Key fact for implementation: sampling from \( \hat{P}(e) \) is equivalent to sampling with replacement from residuals of your fitted model.

The residual-resampling bootstrap

This leads to the following algorithm. First fit the model, yielding \[ y_i = \hat{f}(x_i) + e_i \]

Then, for b = 1 to B:

Construct a sample from \( \\hat{P}(e) \) by sampling \( N \) residuals \( e^{(b)}_i \) with replacement from the original residuals \( e_1, \ldots, e_N \).
Construct synthetic outcomes \( y_i^{(b)} \) by setting \[ y_i^{(b)} = \hat{f}(x_i) + e^{(b)}_i \]
Refit the model to the \( (x_i, y_i^{(b)}) \) pairs, yielding \( \hat{f}^{(b)} \).

An example

ethanol = read.csv('ethanol.csv')
ggplot(ethanol) + geom_point(aes(x=E, y=NOx)) + 
  theme_set(theme_bw(base_size=18))

plot of chunk unnamed-chunk-11

Key fact: the \( (x_i, y_i) \) are not random samples here! The \( x_i \) points are fixed as part of the experimental design.

An example

Let's quantify uncertainty for \( f(0.7) \) and \( f(0.95) \), under 5th-order polynomial model, via the residual resampling bootstrap.

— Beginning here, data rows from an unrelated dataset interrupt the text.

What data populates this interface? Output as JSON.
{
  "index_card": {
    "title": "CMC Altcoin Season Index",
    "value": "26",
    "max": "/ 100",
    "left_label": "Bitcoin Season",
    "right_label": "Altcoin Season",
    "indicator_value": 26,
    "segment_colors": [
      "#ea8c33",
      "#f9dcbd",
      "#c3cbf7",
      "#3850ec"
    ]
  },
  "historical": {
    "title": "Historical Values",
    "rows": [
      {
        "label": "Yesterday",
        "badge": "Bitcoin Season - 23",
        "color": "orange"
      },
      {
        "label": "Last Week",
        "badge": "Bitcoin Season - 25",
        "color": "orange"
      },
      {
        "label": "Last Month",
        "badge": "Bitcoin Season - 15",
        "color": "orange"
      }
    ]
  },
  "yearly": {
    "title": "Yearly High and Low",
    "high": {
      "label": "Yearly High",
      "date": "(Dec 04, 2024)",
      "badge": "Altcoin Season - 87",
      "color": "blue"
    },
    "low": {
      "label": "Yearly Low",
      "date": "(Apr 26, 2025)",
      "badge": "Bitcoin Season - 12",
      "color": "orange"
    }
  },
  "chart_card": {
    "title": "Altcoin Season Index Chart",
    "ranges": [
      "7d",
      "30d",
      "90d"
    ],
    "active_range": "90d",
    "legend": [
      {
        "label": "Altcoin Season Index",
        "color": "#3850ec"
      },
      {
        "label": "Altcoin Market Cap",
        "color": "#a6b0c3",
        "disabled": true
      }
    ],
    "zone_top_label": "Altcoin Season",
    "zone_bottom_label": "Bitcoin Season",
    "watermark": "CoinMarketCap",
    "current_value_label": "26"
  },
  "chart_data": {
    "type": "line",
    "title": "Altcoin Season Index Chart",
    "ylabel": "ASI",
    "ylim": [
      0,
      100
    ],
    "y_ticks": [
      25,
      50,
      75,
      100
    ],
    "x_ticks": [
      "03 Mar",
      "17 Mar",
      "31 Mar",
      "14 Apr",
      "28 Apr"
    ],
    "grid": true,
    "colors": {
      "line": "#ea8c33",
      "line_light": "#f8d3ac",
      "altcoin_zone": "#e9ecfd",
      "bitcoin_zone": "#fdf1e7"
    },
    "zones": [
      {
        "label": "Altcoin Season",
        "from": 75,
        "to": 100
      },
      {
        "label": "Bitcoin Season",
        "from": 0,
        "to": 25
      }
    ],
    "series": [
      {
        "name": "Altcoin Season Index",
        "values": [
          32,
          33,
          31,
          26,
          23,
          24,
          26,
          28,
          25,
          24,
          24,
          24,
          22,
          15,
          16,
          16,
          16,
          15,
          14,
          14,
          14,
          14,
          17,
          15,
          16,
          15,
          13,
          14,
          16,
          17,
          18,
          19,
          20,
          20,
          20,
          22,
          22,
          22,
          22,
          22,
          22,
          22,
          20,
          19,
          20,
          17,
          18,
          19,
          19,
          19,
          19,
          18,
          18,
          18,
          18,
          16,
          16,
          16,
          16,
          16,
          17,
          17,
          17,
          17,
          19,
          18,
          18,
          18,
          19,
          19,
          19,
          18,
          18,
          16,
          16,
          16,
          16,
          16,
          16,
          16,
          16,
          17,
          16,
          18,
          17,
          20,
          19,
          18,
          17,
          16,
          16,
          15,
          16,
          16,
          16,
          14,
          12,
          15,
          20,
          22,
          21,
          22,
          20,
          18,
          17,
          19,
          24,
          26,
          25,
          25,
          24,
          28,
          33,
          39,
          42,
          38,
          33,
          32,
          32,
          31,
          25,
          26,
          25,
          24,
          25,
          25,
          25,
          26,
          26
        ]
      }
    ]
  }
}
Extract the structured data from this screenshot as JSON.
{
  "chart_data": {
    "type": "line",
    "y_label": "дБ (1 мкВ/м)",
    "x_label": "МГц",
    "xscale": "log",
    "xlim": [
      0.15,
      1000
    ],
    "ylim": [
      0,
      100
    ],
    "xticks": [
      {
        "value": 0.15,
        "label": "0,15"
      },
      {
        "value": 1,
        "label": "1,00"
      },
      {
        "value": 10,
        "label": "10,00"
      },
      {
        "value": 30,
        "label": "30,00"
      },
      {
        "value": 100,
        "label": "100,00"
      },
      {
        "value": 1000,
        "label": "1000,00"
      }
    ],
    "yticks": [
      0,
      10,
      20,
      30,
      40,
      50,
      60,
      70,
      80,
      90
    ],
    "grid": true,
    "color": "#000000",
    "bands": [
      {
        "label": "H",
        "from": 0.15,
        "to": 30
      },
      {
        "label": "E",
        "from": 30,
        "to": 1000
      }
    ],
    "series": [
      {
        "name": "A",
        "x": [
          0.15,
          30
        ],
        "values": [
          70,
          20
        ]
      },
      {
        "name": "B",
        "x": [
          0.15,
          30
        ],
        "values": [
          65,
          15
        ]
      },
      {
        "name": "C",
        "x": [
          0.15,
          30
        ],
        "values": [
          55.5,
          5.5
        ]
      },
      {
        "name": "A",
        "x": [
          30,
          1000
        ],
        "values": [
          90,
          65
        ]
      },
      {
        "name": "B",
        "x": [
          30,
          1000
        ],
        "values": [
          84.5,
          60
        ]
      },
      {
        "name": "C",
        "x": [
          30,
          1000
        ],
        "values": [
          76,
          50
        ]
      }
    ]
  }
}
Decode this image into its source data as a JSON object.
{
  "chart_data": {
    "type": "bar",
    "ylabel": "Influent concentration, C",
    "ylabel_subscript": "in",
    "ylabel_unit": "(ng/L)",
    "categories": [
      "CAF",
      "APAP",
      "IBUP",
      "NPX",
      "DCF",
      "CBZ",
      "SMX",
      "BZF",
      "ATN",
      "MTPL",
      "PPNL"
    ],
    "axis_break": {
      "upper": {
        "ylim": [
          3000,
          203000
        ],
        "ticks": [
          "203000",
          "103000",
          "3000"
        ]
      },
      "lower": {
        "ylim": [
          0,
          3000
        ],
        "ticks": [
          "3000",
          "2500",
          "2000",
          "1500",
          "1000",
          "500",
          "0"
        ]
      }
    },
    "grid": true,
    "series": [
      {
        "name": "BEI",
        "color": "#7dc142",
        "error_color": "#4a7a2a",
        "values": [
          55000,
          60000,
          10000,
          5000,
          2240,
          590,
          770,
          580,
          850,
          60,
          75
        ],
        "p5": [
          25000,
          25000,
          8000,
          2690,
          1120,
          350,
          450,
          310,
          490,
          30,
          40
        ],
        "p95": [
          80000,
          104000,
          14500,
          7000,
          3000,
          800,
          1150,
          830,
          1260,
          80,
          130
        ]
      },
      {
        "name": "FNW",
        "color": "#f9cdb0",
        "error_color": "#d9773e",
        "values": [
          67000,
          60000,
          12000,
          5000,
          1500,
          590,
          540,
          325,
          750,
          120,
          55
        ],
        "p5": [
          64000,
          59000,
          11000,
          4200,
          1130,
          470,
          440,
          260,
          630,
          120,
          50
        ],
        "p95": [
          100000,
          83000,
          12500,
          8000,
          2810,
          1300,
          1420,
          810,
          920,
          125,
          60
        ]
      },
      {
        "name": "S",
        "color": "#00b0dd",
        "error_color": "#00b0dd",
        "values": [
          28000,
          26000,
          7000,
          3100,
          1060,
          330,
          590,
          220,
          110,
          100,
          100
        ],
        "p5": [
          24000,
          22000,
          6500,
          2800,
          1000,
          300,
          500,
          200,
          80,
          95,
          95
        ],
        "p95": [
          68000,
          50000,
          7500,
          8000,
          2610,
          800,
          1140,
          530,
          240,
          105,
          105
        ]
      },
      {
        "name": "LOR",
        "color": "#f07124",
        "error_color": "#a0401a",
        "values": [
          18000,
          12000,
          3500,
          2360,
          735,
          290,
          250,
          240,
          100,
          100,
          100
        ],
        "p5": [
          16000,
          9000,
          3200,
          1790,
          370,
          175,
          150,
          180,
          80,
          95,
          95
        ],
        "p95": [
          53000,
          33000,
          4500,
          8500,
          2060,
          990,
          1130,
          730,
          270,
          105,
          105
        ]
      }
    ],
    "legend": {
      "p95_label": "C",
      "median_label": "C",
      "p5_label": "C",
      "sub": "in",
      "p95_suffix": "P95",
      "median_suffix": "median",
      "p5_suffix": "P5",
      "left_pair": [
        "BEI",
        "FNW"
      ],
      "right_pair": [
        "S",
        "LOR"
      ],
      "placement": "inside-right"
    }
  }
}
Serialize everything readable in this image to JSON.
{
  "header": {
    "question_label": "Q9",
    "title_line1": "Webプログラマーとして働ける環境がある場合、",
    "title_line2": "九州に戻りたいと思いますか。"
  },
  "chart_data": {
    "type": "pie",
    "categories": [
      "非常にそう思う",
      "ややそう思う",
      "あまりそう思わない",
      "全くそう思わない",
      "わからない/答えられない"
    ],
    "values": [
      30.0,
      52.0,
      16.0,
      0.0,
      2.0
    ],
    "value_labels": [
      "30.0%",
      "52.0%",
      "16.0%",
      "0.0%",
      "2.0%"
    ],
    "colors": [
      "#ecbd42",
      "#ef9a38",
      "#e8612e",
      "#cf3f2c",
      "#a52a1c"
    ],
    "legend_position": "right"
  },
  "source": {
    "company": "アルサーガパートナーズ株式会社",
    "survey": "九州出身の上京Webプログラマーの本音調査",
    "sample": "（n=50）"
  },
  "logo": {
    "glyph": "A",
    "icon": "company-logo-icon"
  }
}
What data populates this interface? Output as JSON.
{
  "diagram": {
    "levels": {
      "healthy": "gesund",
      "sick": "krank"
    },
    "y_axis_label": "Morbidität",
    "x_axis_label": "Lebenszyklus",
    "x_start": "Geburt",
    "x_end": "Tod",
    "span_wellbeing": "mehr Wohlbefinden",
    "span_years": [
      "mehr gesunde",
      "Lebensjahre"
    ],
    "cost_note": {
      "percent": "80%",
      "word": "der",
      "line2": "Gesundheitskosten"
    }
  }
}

First, let's look at the empirical distribution of the residuals:

poly5 = lm(NOx ~ poly(E, 5), data=ethanol)
yhat = fitted(poly5)
evector = ethanol$NOx - yhat  # empirical distribution of residuals

An example

hist(evector, 20)

plot of chunk unnamed-chunk-13

This is our estimate \( \\hat{P}(e) \) for the probability distribution of the residuals.

An example

Now we bootstrap:

X_test = data.frame(E=c(0.7, 0.95))
boot5 = do(500)*{
  e_boot = resample(evector)
  y_boot = yhat + e_boot  # construct synthetic outcomes
  ethanol_boot = ethanol
  ethanol_boot$NOx = y_boot  # substitute real outcomes with synthetic ones
  poly5_boot = lm(NOx ~ poly(E, 5), data=ethanol_boot)
  fhat_boot = predict(poly5_boot, X_test)
  fhat_boot
}
head(boot5, 3)  # first column is f(0.7), second is f(0.95)

        X1       X2
1 1.520835 3.592387
2 1.589200 3.472739
3 1.541575 3.556114

An example

As before, we can get standard errors and/or confidence intervals.

Standard errors:

se_hat = apply(boot5, 2, sd)
se_hat

        X1         X2 
0.07976190 0.07544626

Confidence intervals: calculate quantiles for each column

apply(boot5, 2, quantile, probs=c(0.025, 0.975))

            X1       X2
2.5%  1.355337 3.378689
97.5% 1.670854 3.694560

The parametric bootstrap

Question: “how might my estimate \( \hat{f}(x) \) have been different if my outcomes were a different realization from the same underlying conditional distribution \( P(y_i \mid x_i) \)?
Assumption: each outcome \( y_i \) is a random sample from a conditional probability distribution \( P(y \mid x) \).
Problem: We don't know \( P(y \mid x) \).
Solution: Approximate \( P(y \mid x) \) by \( \hat{P}(y \mid x) \), the family of conditional distributions estimated from your sample.
Key fact for implementation: \( \hat{P}(y \mid x) \) is a parametric probability model parametrized by \( \hat{f}(x) \), the fitted function.

The parametric bootstrap

Example: see predimed_bootstrap.R

In class:

return to brca.csv
Consider the conditional probability P(cancer | risk factors) before screening (i.e. not using the recall variable). Fit this using a logit model on the full data set.
Then address the question: are there some patients for whom P(cancer | risk factors) is much more uncertain than others?